Томас Манн - Признания авантюриста Феликса Круля
– Фу! – фыркнула Зузу.
– Что вы хотите этим сказать, мадемуазель? – осведомился я. – Я просто удивляюсь, почему деловито научное упоминание о «любовной ворожбе», ничуть не уточненное, у вас вызвало столько эмоций. Какое из этих двух слов возмутило вас? Любовь или ворожба?
Она не отвечала, только смерила меня гневным взглядом и даже сделала какое-то угрожающее движенье головой.
Тем не менее вышло так, что я очутился рядом с нею, и мы пошли следом за зверевосстановителем и расово гордой maman.
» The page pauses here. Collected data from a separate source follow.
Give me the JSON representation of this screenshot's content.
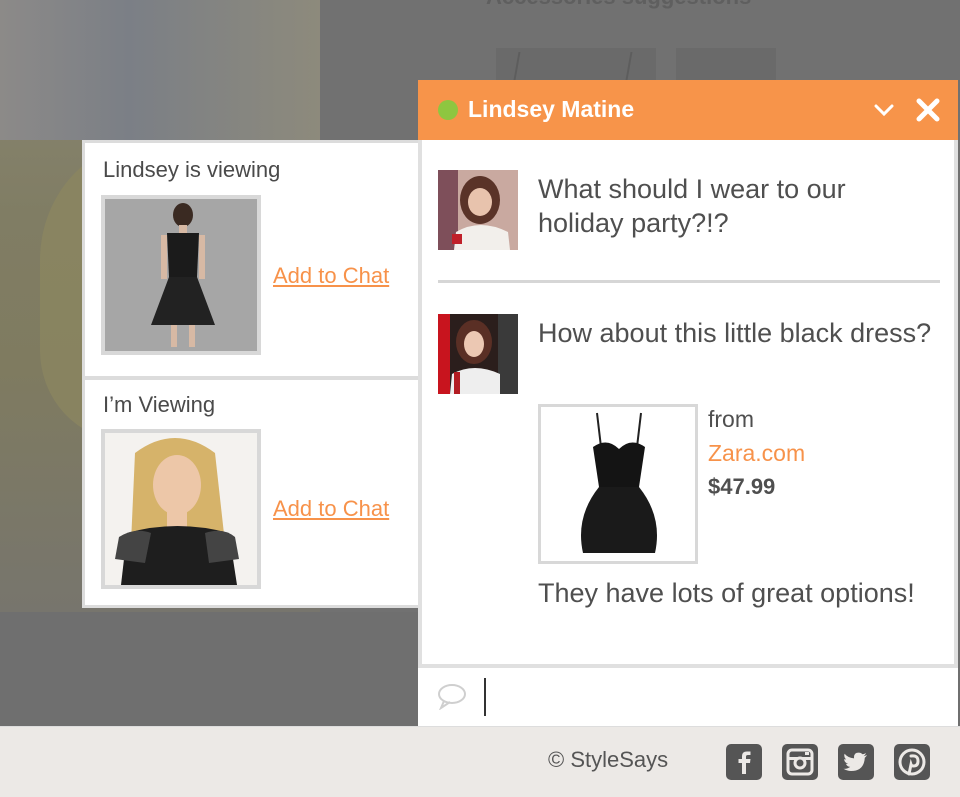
{
  "background": {
    "heading": "Accessories suggestions"
  },
  "chat": {
    "contact_name": "Lindsey Matine",
    "status_color": "#8ec640",
    "accent_color": "#f7944a",
    "messages": [
      {
        "text": "What should I wear to our holiday party?!?"
      },
      {
        "text": "How about this little black dress?"
      },
      {
        "text": "They have lots of great options!"
      }
    ],
    "product": {
      "from_label": "from",
      "store": "Zara.com",
      "price": "$47.99"
    },
    "input_value": ""
  },
  "viewing": {
    "lindsey_title": "Lindsey is viewing",
    "me_title": "I’m Viewing",
    "add_to_chat_label": "Add to Chat"
  },
  "footer": {
    "copyright": "© StyleSays",
    "social": [
      "facebook-icon",
      "instagram-icon",
      "twitter-icon",
      "pinterest-icon"
    ]
  }
}
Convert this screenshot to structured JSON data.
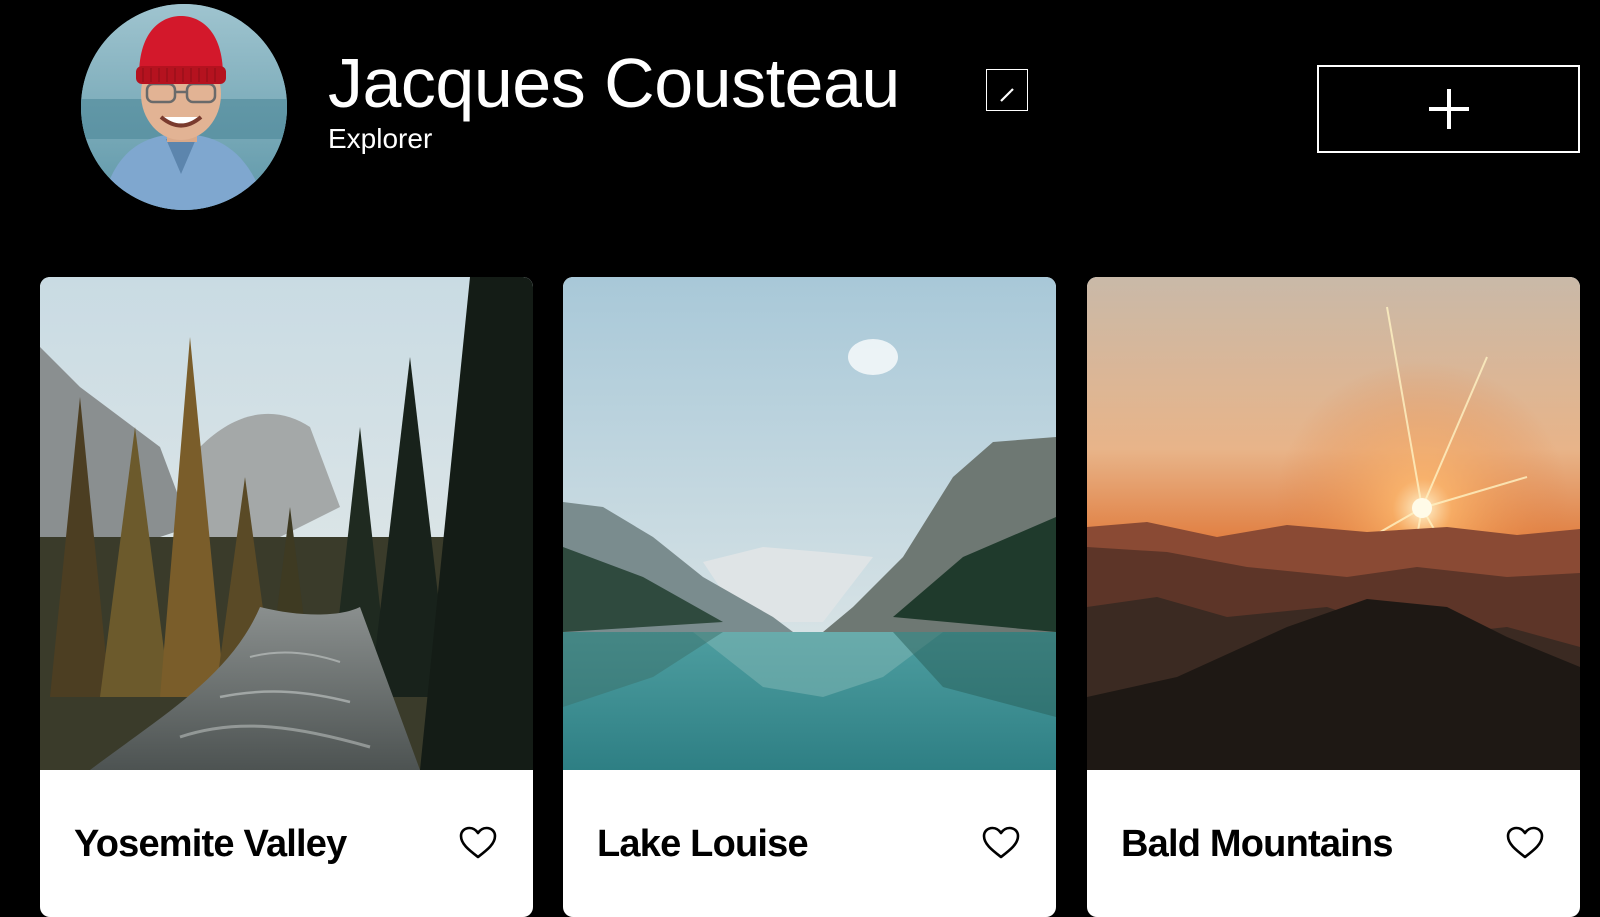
{
  "profile": {
    "name": "Jacques Cousteau",
    "about": "Explorer",
    "avatar_icon": "person-portrait-red-beanie",
    "edit_icon": "pencil-icon",
    "add_icon": "plus-icon"
  },
  "cards": [
    {
      "title": "Yosemite Valley",
      "image_icon": "forest-river-photo",
      "like_icon": "heart-outline-icon",
      "liked": false
    },
    {
      "title": "Lake Louise",
      "image_icon": "mountain-lake-photo",
      "like_icon": "heart-outline-icon",
      "liked": false
    },
    {
      "title": "Bald Mountains",
      "image_icon": "sunset-mountains-photo",
      "like_icon": "heart-outline-icon",
      "liked": false
    }
  ],
  "colors": {
    "background": "#000000",
    "card_background": "#ffffff",
    "text_primary": "#ffffff",
    "card_text": "#000000"
  }
}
– Любовь и сама по себе ворожба, – сказал я. – Что ж удивительного, что первобытные люди, так сказать, люди папоротниковой эпохи, которые, конечно, имеются и сейчас, ибо на земле все существует одновременно и вперемешку, пробовали ворожить при помощи папоротниковых листьев?
– Это непристойная тема, – оборвала она меня.
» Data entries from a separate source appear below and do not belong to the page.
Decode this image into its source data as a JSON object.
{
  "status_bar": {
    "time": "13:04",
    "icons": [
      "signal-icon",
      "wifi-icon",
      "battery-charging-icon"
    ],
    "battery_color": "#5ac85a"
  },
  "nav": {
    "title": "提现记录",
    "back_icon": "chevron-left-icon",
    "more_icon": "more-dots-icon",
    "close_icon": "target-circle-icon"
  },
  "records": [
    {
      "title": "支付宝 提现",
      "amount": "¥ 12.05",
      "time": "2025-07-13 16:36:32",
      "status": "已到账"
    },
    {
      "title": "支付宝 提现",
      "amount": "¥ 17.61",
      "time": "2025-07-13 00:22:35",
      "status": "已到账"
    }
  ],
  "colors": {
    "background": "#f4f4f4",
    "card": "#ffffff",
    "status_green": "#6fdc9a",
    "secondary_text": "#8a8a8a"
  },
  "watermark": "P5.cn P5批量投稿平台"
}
– Любовь? Как жестоко вы это сказали! Красота вызывает любовь. Чувства и мысли тянутся к ней, как венчик цветка к солнцу. Не думаете же вы исчерпать красоту вашим односложным восклицанием?
– По-моему, это пошлость – при красивой внешности наводить речь на красоту.
Такая прямота заставила меня ответить следующее:
– Вы очень злы, сударыня. Неужели же человека с благопристойной внешностью следует карать, лишая его права на восхищение? По-моему, безобразие скорей заслуживает кары. Я лично, из врожденного уважения к свету, на который мне предстояло явиться, всегда воспринимал уродство как своего рода пренебрежительное к нему отношение и, образуясь, порадел о том, чтобы не оскорблять его взгляда. Вот и все. Я считаю это признаком внутренней дисциплинированности. Вообще же тому, кто сидит в стеклянном домике, не пристало бросаться камнями. Вы сами так красивы, Зузу, так обворожительны ваши волосы, спущенные на маленькие ушки. Я не могу досыта наглядеться на них, Зузу, и даже успел уже их зарисовать.
Я не солгал. После завтрака в нише моего элегантного салона, куря сигарету, я пририсовал к изображениям нагой Заза, сделанным рукою Лулу, спущенные на уши локоны Зузу.
– Что! Вы позволили себе меня зарисовать? – сквозь зубы прошипела она.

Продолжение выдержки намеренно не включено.